Zola believed that the novel should dive below the surface of everyday life, revealing the dirt, gossip, waste, greed, hostility, and bitterness that other writers refused to acknowledge. Inspired by the discussions of human evolution and natural selection raging around the world at the time, Zola wanted to use literature to expose and acknowledge the animal in all of us, the most basic instincts that still drive us no matter how “civilized” we attempt to be. He saw himself as a student of human behavior, and subsequently left a remarkable chronicle of one nation on the cusp of enormous change.

L’assommoir, a story of poverty, vice, and the wine shops that fueled the two, is one of those Zola novels that is hard to read, at times. For twenty pages, sometimes, Zola will describe in great detail scenes of domestic abuse, drunken rages, starvation, and sickness. It all adds up, ultimately, to a dense study of one part of the Rougon-Macquart family- the Lantier-Coupeaus, whose descent into abject poverty is tragic because it is so unnecessary.

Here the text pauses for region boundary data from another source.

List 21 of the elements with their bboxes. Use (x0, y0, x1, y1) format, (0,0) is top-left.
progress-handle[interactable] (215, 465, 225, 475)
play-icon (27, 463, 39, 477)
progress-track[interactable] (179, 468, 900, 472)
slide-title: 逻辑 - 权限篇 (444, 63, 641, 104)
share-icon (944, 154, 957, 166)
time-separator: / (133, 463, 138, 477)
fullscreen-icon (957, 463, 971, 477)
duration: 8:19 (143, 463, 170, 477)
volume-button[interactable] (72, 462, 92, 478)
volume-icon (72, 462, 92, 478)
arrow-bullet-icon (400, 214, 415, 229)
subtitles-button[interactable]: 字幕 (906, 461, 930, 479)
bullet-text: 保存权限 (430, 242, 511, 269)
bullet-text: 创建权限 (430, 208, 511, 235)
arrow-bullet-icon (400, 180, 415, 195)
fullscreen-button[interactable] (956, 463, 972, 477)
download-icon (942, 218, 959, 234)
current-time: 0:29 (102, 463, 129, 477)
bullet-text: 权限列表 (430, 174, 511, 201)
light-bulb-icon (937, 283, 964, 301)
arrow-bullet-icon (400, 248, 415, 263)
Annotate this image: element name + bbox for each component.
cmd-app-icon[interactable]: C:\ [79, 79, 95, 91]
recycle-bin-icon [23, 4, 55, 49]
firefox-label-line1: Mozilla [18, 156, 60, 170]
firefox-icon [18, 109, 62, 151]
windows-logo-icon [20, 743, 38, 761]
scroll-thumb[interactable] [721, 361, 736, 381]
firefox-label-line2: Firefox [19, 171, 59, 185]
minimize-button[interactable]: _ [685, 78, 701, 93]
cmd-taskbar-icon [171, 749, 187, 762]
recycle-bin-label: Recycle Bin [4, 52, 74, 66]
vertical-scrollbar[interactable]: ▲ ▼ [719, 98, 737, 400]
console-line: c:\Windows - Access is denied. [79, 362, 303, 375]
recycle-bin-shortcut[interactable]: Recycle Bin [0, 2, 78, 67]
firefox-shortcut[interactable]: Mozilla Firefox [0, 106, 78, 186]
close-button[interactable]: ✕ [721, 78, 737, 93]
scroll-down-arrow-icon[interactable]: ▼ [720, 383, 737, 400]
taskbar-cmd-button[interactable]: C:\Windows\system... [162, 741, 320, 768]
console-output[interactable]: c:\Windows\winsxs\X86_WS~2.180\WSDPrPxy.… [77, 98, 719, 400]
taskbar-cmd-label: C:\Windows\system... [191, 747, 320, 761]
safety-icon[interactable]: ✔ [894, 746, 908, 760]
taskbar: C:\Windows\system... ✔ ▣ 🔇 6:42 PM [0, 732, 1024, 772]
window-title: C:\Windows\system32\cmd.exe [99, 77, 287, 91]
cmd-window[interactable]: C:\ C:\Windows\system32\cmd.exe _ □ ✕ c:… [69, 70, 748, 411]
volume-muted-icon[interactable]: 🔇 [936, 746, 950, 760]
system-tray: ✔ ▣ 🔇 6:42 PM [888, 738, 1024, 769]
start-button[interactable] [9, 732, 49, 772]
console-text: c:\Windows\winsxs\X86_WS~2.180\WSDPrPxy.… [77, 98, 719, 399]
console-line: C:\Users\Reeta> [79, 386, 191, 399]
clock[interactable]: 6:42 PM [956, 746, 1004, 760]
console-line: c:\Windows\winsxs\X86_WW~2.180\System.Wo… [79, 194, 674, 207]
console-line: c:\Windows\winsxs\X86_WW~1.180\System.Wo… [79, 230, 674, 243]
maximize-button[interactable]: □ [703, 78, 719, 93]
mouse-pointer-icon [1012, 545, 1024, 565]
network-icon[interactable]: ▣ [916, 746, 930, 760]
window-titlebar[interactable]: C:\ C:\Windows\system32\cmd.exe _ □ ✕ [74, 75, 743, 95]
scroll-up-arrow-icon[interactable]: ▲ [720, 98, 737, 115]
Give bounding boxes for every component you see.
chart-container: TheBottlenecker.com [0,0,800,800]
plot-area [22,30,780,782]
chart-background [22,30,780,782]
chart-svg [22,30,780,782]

Focusing on Gervaise, an impressionable and easily-persuadable girl, Zola asks us to understand the forces that ultimately drive her to an early death. Precisely because she is a trusting, good-natured young woman, Gervaise is taken advantage of by several men, and yet despite this, she manages to open a successful laundry. But as in all Zola’s novels, when things are going well you just know that the crash is coming. As her husband descends into drunkenness, helped along by many friends who encourage him to join them in the many bars and wine shops of the slum, Gervaise slowly loses her own drive and wish for respectability. As her business grows, so does her indolence and appetite, until she runs up massive debts and loses everything.

The slow- very slow- decay of her life, underscored by the desertion of her children (one becomes a prostitute, the central figure in a later novel, Nana), is painful because, despite everything, Gervaise continues to hope for happiness. Following her husband into a life of drunkenness, she forgets everything that she used to want in life. Malicious, gossiping neighbors and family members drive the stake in harder, until Gervaise has lost her will to live.

L’assommoir, then, is the kind of book that smacks you on the head with a figurative iron skillet, leaving you stunned, exhausted, but ultimately more compassionate and thoughtful. Zola presents us with unanswerable questions about nature vs. nurture, and the extent to which anyone can resist the pull of their own genetics. Oh, and the dude can write. So go find yourself a copy of L’assommoir and let me know what you think.